Effects of normal stress vibrations on frictional healing

We conducted laboratory experiments to study frictional healing and the effects of normal stress vibrations on healing. The experiments were carried out using a servo-controlled double-direct shear apparatus on 10 cm x 10 cm blocks separated by a 3 mm-thick gouge layer of fine-grained (grain size of 75-212 /zm) quartz powder. We performed slide-hold-slide tests in which sliding surfaces were driven at a constant velocity, halted for a given interval, then restarted at the prior driving velocity. Healing varied systematically with cumulative displacement, and by conducting several sets of identical slide-hold-slides we calibrated and removed these effects. Forward modeling of the healing and relaxation curves using the rateand state-dependent friction laws shows that a displacement-dependent increase in the parameter b can account for our observations. To study the effects of vibration, we varied the mean normal stress of 25 MPa during holds by double amplitudes ranging from 1 to 13 MPa at a frequency of 1 Hz. Vibrations increased rates and magnitudes of frictional relaxation and healing, most likely due to increased gouge compaction. These effects increased with increasing amplitude of vibration.

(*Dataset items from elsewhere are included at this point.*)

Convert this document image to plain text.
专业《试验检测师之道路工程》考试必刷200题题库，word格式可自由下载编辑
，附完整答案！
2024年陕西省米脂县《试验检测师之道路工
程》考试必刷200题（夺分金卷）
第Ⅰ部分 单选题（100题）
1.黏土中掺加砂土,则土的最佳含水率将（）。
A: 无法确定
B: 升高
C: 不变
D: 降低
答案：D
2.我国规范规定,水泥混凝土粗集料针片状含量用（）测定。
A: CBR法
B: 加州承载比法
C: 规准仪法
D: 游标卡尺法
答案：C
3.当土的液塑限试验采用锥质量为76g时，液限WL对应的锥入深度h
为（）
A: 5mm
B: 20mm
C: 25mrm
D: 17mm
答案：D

We performed normal stress step tests and used the results to model the vibrational slide-hold-slide tests. Rate- and state-dependent constitutive laws cannot adequately describe the behavior we observed experimentally because they neglect gouge compaction. Mechanisms such as normal force oscillations may explain faster fault healing rates than would be predicted by standard laboratory measurements at constant stress.